Cette violence patronale frappe toutes les 
catégories de salariés, 
de l’ouvrier exténué par des charges de travail 
qui augmentent au même rythme que les profits versés aux actionnaires, jusqu’aux cadres et ingénieurs à qui on s’efforce d’inculquer 
une culture d’entreprise, faite de soumission à la volonté du PDG, que l’on s’efforce d’anticiper. C’est ainsi 
que trop souvent l’on dirige des hommes, les ravalant 
à la fonction d’exécutants, de rouages dans la mécanique de la machine à exploiter les travailleurs et à extorquer des dividendes.

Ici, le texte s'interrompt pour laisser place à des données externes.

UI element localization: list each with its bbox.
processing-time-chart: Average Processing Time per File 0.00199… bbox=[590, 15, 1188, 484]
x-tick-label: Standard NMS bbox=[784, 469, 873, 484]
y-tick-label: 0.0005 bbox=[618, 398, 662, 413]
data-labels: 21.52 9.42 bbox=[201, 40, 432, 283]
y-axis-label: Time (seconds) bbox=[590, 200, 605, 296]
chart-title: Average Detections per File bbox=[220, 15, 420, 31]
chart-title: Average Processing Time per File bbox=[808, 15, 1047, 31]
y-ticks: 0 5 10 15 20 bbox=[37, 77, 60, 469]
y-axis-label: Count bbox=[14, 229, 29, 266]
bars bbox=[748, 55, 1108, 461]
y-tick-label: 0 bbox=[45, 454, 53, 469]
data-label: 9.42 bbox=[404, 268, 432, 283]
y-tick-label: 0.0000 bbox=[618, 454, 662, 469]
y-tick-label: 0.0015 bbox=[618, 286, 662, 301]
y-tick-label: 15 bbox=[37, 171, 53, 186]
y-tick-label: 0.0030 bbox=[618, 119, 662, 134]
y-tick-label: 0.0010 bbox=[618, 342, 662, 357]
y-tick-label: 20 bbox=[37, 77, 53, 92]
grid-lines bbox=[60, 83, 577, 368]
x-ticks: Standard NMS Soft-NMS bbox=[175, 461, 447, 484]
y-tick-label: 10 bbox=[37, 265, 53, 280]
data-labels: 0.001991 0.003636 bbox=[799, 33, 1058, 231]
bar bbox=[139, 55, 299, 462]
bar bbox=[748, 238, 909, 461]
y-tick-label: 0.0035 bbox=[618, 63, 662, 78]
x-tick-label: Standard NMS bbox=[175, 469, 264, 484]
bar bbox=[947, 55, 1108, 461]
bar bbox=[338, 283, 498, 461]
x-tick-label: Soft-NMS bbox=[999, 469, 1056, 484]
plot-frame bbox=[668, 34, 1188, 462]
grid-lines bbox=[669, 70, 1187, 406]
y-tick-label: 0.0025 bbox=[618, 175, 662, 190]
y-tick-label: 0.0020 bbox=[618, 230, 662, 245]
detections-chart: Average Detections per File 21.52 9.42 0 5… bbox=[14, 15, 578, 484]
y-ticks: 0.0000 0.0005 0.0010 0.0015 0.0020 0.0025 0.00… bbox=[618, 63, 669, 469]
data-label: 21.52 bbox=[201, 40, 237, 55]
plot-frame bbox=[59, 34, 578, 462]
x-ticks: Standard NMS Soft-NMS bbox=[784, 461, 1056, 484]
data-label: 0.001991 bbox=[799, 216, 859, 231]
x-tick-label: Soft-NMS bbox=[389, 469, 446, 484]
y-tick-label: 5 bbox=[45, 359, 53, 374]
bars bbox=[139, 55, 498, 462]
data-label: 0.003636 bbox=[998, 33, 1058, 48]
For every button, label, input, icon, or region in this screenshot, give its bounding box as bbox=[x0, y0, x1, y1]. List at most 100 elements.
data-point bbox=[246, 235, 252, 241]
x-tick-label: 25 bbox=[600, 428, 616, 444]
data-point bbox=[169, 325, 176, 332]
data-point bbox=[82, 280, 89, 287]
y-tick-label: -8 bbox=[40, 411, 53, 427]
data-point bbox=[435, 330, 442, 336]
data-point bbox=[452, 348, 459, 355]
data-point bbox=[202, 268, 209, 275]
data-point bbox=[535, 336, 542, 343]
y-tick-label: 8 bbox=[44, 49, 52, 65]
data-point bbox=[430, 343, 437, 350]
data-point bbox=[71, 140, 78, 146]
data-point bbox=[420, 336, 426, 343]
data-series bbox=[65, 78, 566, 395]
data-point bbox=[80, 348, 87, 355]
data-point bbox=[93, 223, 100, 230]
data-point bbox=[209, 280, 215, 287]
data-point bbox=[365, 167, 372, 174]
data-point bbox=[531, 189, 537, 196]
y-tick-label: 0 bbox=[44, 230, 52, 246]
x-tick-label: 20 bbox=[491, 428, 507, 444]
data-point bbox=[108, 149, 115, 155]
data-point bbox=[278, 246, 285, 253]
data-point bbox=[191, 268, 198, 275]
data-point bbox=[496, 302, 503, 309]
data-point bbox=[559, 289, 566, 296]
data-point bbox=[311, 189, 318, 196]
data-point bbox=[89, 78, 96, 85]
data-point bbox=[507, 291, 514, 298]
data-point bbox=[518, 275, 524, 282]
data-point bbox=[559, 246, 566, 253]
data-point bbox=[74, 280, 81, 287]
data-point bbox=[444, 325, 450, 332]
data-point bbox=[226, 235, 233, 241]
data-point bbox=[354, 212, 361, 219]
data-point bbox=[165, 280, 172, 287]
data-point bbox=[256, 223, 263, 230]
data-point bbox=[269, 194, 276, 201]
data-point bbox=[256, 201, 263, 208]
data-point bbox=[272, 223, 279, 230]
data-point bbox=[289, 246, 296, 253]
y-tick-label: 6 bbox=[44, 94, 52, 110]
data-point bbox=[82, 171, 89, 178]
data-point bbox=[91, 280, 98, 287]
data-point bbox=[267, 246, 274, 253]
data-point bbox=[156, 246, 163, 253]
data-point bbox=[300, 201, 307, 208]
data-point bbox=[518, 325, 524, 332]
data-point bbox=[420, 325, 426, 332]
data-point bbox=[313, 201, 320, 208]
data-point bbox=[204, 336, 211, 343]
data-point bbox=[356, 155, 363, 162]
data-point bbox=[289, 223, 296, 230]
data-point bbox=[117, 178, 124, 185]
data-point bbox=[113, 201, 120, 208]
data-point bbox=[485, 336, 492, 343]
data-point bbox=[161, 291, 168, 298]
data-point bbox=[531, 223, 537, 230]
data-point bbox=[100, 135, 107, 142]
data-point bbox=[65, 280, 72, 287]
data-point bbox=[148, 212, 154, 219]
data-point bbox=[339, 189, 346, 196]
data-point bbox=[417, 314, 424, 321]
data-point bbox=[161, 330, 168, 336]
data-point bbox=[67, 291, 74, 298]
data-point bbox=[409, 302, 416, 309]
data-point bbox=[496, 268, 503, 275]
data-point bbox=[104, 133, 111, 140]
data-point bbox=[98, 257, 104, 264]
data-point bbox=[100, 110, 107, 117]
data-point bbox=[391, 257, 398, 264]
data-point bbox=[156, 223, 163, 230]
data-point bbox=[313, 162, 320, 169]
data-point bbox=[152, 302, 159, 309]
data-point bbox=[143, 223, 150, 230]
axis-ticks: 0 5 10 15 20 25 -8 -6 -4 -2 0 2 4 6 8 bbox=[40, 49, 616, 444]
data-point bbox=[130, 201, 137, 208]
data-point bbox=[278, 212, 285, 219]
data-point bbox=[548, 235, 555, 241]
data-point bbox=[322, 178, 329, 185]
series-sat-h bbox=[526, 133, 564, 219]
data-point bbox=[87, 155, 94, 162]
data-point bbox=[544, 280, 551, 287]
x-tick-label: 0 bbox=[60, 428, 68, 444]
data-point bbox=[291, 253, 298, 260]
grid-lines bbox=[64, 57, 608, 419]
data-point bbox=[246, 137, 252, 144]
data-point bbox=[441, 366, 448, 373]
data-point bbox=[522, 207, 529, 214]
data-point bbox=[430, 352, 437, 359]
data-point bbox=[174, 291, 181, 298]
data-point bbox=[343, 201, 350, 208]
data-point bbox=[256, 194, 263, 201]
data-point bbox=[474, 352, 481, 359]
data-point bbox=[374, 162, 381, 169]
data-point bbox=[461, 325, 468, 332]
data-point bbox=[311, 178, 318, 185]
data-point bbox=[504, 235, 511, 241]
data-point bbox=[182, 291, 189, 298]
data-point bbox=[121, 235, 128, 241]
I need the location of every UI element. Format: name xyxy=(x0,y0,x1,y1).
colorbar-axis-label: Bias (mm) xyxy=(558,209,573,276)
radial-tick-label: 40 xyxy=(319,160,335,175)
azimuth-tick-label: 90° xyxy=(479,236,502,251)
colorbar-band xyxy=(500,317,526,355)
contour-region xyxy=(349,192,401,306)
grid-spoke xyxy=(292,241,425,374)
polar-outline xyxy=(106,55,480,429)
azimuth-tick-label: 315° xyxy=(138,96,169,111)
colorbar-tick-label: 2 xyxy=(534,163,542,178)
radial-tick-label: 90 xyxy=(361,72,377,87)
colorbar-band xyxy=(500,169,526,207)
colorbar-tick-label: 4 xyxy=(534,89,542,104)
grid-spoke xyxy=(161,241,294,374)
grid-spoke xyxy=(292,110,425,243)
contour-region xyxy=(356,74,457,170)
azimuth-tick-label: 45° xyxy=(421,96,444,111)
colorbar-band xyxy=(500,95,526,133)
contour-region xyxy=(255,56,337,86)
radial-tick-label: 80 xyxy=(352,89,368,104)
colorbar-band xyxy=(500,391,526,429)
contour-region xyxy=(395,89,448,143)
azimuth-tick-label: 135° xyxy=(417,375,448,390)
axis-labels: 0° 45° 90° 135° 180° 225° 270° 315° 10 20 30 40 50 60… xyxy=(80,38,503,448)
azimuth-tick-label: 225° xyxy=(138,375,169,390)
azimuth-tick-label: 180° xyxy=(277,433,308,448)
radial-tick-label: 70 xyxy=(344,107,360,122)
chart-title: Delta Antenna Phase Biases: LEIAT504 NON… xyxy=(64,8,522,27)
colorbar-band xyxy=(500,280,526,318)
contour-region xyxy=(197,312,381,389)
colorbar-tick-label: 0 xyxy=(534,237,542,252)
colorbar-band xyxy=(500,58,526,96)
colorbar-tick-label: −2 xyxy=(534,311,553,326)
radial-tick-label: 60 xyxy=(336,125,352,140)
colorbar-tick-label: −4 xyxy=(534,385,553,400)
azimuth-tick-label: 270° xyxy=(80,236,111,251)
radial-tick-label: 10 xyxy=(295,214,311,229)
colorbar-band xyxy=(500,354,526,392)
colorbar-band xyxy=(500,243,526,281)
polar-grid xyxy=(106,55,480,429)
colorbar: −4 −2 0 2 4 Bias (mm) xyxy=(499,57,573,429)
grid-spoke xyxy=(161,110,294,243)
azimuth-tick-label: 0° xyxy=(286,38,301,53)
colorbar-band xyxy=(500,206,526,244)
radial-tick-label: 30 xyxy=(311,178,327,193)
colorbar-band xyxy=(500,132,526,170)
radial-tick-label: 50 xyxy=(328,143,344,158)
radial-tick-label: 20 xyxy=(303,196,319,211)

Ces managers, comme on dit maintenant dans le sabir de l’entreprise, spéculent sur la haute idée que le travailleur se fait de sa tâche. Le travail n’est pas seulement une contribution à la production de biens ou de services pour la société. C’est le lien qui rattache l’homme aux autres hommes. S’attaquer à ce lien, par 
le chômage, la précarisation ou l’exploitation outrancière, c’est mettre en danger la vie des hommes. Au cours de ces dernières années, la souffrance au travail – mieux vaudrait dire la souffrance de l’exploitation capitaliste –, qui conduit certains à mettre fin à leurs jours, est sortie 
de la sphère privée. L’action des syndicats, des inspecteurs du travail, l’acharnement des avocats spécialisés en droit social ont fait reconnaître non seulement ce phénomène grave et en pleine croissance, mais la responsabilité 
des patrons. Le jugement rendu hier par la cour d’appel de Versailles à l’encontre de la direction de Renault doit être salué comme une victoire du droit. En confirmant 
la « faute inexcusable » du constructeur automobile dans le suicide d’un ingénieur du Technocentre de Guyancourt en 2006, les magistrats mettent en garde les directions d’entreprise, qui doivent avoir conscience du danger auquel elles exposent leurs salariés.

Ce n’est pas le travail qui fait souffrir, mais sa perversion par un management soumis aux exigences de rentabilité financière immédiate du capital. 
Il n’y a donc aucune fatalité à ce que des salariés meurent à l’usine ou au bureau, en renonçant jusqu’à l’action collective, qui est pourtant le seul moyen d’imposer 
au patronat le respect du travail… et du travailleur.